Beasts of the Southern Wild succeeds in presenting a view of a place none of us are likely to visit, with a rich authenticity (I had a craving for seafood after seeing so many crabs and crayfish). Secondly, it presents an unusual, but totally believable relationship between Hushpuppy and her father. He teaches her self-reliance, like handfishing for catfish, or breaking a crab open with her bare hands (after which she flexes her guns). Finally, the film is about a way of life that is disappearing, symbolized by the metaphor of ancient animals, called aurochs (giant boars) that come unfrozen from ice and rumble toward The Bathtub. Are they representative of the creep of modern life? I don’t think so–they’re more a representation of the buried past, which is just as threatening to this isolated community.

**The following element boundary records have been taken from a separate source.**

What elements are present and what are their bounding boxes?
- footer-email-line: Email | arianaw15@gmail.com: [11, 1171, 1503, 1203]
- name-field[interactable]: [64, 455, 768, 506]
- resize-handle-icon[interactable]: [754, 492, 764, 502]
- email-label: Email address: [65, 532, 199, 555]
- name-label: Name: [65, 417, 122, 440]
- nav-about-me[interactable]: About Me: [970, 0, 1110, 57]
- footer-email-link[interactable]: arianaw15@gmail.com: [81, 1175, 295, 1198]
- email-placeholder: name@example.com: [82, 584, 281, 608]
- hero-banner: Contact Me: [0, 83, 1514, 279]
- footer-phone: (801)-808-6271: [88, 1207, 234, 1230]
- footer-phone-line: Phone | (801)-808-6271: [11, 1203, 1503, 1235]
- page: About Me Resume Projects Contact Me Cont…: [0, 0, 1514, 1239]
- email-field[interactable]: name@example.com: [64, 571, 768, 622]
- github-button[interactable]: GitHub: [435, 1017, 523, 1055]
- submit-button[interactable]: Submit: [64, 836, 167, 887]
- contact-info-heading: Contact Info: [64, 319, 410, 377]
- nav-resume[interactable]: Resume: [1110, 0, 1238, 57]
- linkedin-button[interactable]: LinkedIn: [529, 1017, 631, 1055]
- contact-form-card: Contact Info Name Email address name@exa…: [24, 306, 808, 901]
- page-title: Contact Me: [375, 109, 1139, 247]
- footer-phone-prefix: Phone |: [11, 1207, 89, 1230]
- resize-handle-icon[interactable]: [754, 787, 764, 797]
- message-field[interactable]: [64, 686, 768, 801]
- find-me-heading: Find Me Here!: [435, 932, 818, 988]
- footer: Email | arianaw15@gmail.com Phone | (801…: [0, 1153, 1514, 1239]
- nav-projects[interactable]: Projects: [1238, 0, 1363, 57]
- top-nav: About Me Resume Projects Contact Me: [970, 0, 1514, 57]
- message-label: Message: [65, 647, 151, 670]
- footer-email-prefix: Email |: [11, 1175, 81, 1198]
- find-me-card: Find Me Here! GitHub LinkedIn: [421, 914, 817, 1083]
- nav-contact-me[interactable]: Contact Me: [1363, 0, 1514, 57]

Perhaps this is why the residents, when they are finally evacuated from The Bathtub and sent to a shelter, want nothing more than to get back. In a sense, they are the beasts of the southern wild, not suited for the comforts of modernity. Hushpuppy thinks the shelter doesn’t look like a prison, which she is led to believe, but instead a “fish tank without water.” Ordinarily, when we hear about holdouts who won’t leave their homes during natural disasters, we think they’re nuts. This story is from their point of view, and we side with them.
The two leads are amateur actors. Dwight Henry is Wink, the father, who plays the father with a startling sense of reality. He knows he’s dying, and wants to prepare Hushpuppy for the future, but is not a saintly figure as might be played by Will Smith. This guy can get mad, and sometimes unreasonably so. And Hushpuppy is played amazingly by Quvenzhané Wallis, a major find by Zeitlin. She occupies the center of this film like the eye of a hurricane, wandering around in her white Wellington boots, an explosion of hair on her head. Her handling of the voiceover narration is terrific, such as when she says that the universe relies on everything being properly connected, and when her Daddy told her that when he got tired of drinking beer and catching catfish, she should put him in the boat, push it adrift, and set it on fire.
That boat is the bed of an old pickup truck, and I won’t soon forget the image of the two of them, out on the water. Though the film is a bit thin, plot-wise (even at only 93 minutes, it feels stretched) but the imagery and performances by Wallis and Henry resonate long after the closing credits.
My grade for Beasts of the Southern Wild: A-.